We walked in silence on the long, winding path to the covered gravesite. Despite the unseasonably warm day, a blustery wind whipped the trees, triggering a lone wind chime that sent its gentle tune along the breeze. Gravestones festooned with flags and faux flower arrangements dotted the landscape as we slowly made our way to the tented ground that would be our friend’s final resting place.
Funerals are never easy, but paying respects to a childhood friend who died unexpectedly is especially hard to grasp. I’m 47 years old, and while I’m well aware that death is inevitable, it did not occur to me that I would attend a memorial service for a friend, David Rosenberg, at this age.
While I’m thankful he did not suffer long, I have a hard time coming to grips with the fact that he was taken so quickly and seemingly without warning.
Though I had seen David only occasionally in recent years, I spent many summers with him at Camp Judaea and Camp Tel Yehudah, and that collective experience still resonates with all of us who were fortunate enough to have lived it. My daughter will soon spend her sixth summer at Camp Judaea, and I am thrilled beyond belief that she too now knows what a special time and place camp can be.
I heard about his passing the way most breaking news is shared these days: on Facebook. At first, posted photos and cryptic comments referencing the heartbreak associated with his circumstances were puzzling to me. But it soon became apparent that something was very, very wrong.
I called a friend from CJ, who confirmed my suspicions, and soon enough those same Facebook posts were overflowing with comments from camp friends also grappling with this sudden, horrible turn of events. One of our own had been taken.
Childhood ended for me many decades ago, but somehow my memories of camp have remained suspended in time. Perhaps I’m fortunate that I’m still in touch with many who shared those days with me, and several of us reconnect each year as we watch our children unpack in the same bunks we shared as kids back in the ’70s and ’80s.
The friendships formed at camp seemed impervious to time or distance, and it never dawned on me that those indelible bonds we were creating would one day be severed by our eventual deaths.
As a child, I looked forward to camp in a way that can only be explained to others who also longed for that home away from home. These were friends I connected with primarily once a year, on another level, in a way that was incredibly intense and meaningful. I remember coming home each year in tears and desperately counting the days until the following summer.
In a time before social media, I would run up the phone bill keeping in touch with my closest camp friends, and I know my parents paid a small fortune developing dozens of tiny film canisters carefully tucked away in the depths of my enormous trunk.

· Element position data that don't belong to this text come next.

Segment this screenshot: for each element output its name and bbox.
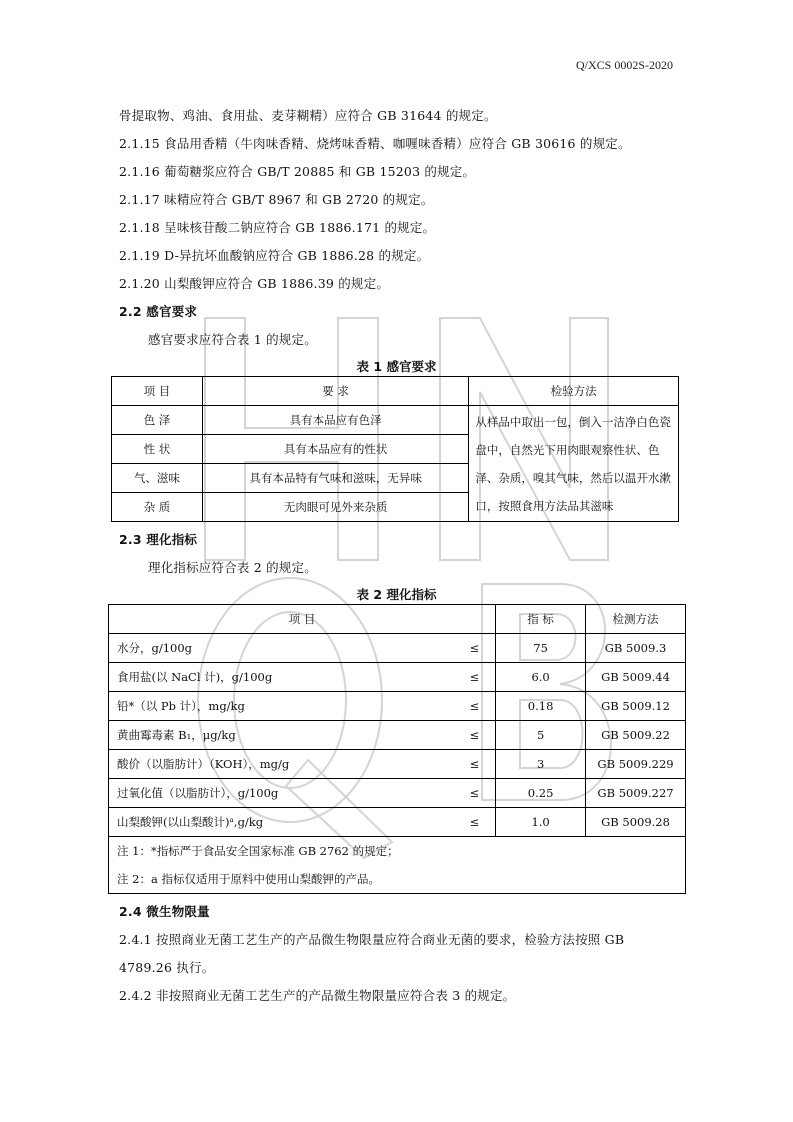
text-line: 2.1.18 呈味核苷酸二钠应符合 GB 1886.171 的规定。 <box>119 220 436 235</box>
table-cell: 0.18 <box>496 692 586 721</box>
table-cell: 具有本品特有气味和滋味，无异味 <box>202 464 468 493</box>
text-line: 2.4.2 非按照商业无菌工艺生产的产品微生物限量应符合表 3 的规定。 <box>119 988 516 1003</box>
table-note: 注 1：*指标严于食品安全国家标准 GB 2762 的规定； <box>109 837 686 866</box>
table-cell: 色 泽 <box>112 406 203 435</box>
table-cell: ≤ <box>454 779 496 808</box>
section-text: 理化指标应符合表 2 的规定。 <box>148 560 317 575</box>
table-cell: 黄曲霉毒素 B₁，μg/kg <box>109 721 454 750</box>
table-row <box>109 721 686 750</box>
table-cell: 山梨酸钾(以山梨酸计)ᵃ,g/kg <box>109 808 454 837</box>
table-header: 项 目 <box>109 605 496 634</box>
table-cell: 具有本品应有的性状 <box>202 435 468 464</box>
table-cell: GB 5009.28 <box>586 808 686 837</box>
text-line: 2.1.19 D-异抗坏血酸钠应符合 GB 1886.28 的规定。 <box>119 248 430 263</box>
table-row <box>109 750 686 779</box>
text-line: 骨提取物、鸡油、食用盐、麦芽糊精）应符合 GB 31644 的规定。 <box>119 108 497 123</box>
table-cell: GB 5009.3 <box>586 634 686 663</box>
table-note-row <box>109 865 686 894</box>
table-cell: GB 5009.44 <box>586 663 686 692</box>
table-cell: ≤ <box>454 663 496 692</box>
table-cell: 杂 质 <box>112 493 203 522</box>
sensory-table <box>111 376 679 522</box>
table-cell: 气、滋味 <box>112 464 203 493</box>
table-row <box>109 779 686 808</box>
text-line: 2.4.1 按照商业无菌工艺生产的产品微生物限量应符合商业无菌的要求，检验方法按照 GB <box>119 932 625 947</box>
table-caption: 表 2 理化指标 <box>356 587 437 602</box>
table-cell: 具有本品应有色泽 <box>202 406 468 435</box>
table-cell: ≤ <box>454 750 496 779</box>
table-row <box>109 663 686 692</box>
section-heading: 2.4 微生物限量 <box>119 904 210 919</box>
text-line: 2.1.15 食品用香精（牛肉味香精、烧烤味香精、咖喱味香精）应符合 GB 30616 的规定。 <box>119 136 631 151</box>
section-text: 感官要求应符合表 1 的规定。 <box>148 332 317 347</box>
table-cell: 6.0 <box>496 663 586 692</box>
text-line: 2.1.17 味精应符合 GB/T 8967 和 GB 2720 的规定。 <box>119 192 434 207</box>
table-cell: 铅*（以 Pb 计），mg/kg <box>109 692 454 721</box>
table-row <box>109 808 686 837</box>
table-cell: GB 5009.229 <box>586 750 686 779</box>
table-cell: 食用盐(以 NaCl 计)，g/100g <box>109 663 454 692</box>
text-line: 2.1.20 山梨酸钾应符合 GB 1886.39 的规定。 <box>119 276 390 291</box>
table-cell: 5 <box>496 721 586 750</box>
table-cell: 水分，g/100g <box>109 634 454 663</box>
text-line: 4789.26 执行。 <box>119 960 215 975</box>
table-cell: ≤ <box>454 692 496 721</box>
table-header: 项 目 <box>112 377 203 406</box>
table-cell: 性 状 <box>112 435 203 464</box>
table-row <box>109 692 686 721</box>
table-cell: ≤ <box>454 721 496 750</box>
table-row <box>109 634 686 663</box>
table-cell: 1.0 <box>496 808 586 837</box>
inspection-method: 从样品中取出一包，倒入一洁净白色瓷盘中，自然光下用肉眼观察性状、色泽、杂质，嗅其气味，然后以温开水漱口，按照食用方法品其滋味 <box>469 406 679 522</box>
table-header: 要 求 <box>202 377 468 406</box>
table-cell: 过氧化值（以脂肪计），g/100g <box>109 779 454 808</box>
table-cell: 75 <box>496 634 586 663</box>
section-heading: 2.2 感官要求 <box>119 304 198 319</box>
table-caption: 表 1 感官要求 <box>356 359 437 374</box>
table-cell: ≤ <box>454 634 496 663</box>
table-header-row <box>112 377 679 406</box>
table-note-row <box>109 837 686 866</box>
table-header: 指 标 <box>496 605 586 634</box>
table-cell: GB 5009.12 <box>586 692 686 721</box>
table-header: 检验方法 <box>469 377 679 406</box>
physicochemical-table <box>108 604 686 894</box>
table-row <box>112 406 679 435</box>
section-heading: 2.3 理化指标 <box>119 532 198 547</box>
table-note: 注 2：a 指标仅适用于原料中使用山梨酸钾的产品。 <box>109 865 686 894</box>
doc-code: Q/XCS 0002S-2020 <box>575 58 673 72</box>
table-cell: GB 5009.227 <box>586 779 686 808</box>
table-cell: 酸价（以脂肪计）（KOH），mg/g <box>109 750 454 779</box>
table-cell: GB 5009.22 <box>586 721 686 750</box>
table-cell: 3 <box>496 750 586 779</box>
table-header-row <box>109 605 686 634</box>
table-header: 检测方法 <box>586 605 686 634</box>
table-cell: 无肉眼可见外来杂质 <box>202 493 468 522</box>
text-line: 2.1.16 葡萄糖浆应符合 GB/T 20885 和 GB 15203 的规定。 <box>119 164 476 179</box>
table-cell: ≤ <box>454 808 496 837</box>
table-cell: 0.25 <box>496 779 586 808</box>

I still have some of those post-camp letters, handwritten and flooded with emotion and teen angst, stuffed in an old shoebox in my basement.
Now, as I watched, grief-stricken, as we said our final goodbyes to our friend, I couldn’t help but think of how fitting it was that David’s death brought us together again. How fortunate we were to have shared those special times and to recall them, even as we mourned the loss of one of our own.
In Jewish tradition, funerals are typically held within a day or two of a death, and I always marvel at the ability of loved ones and friends to mobilize so quickly to pay their respects. Judging by the crowd that day, David was much beloved throughout his life, but it was the presence of so many of us who lived together all those years ago at Camp Judaea that resonated with me. Despite the different directions our lives had taken, that camp connection remained and brought us together again for a very different kind of meaningful, shared experience.
My own parents met at summer camp, and I know they too have said their final goodbyes to camp friends over the years. I do not look forward to this inevitable circle of life, but I will forever be grateful for the camp ties that bind, and I know that even death cannot erase those cherished memories.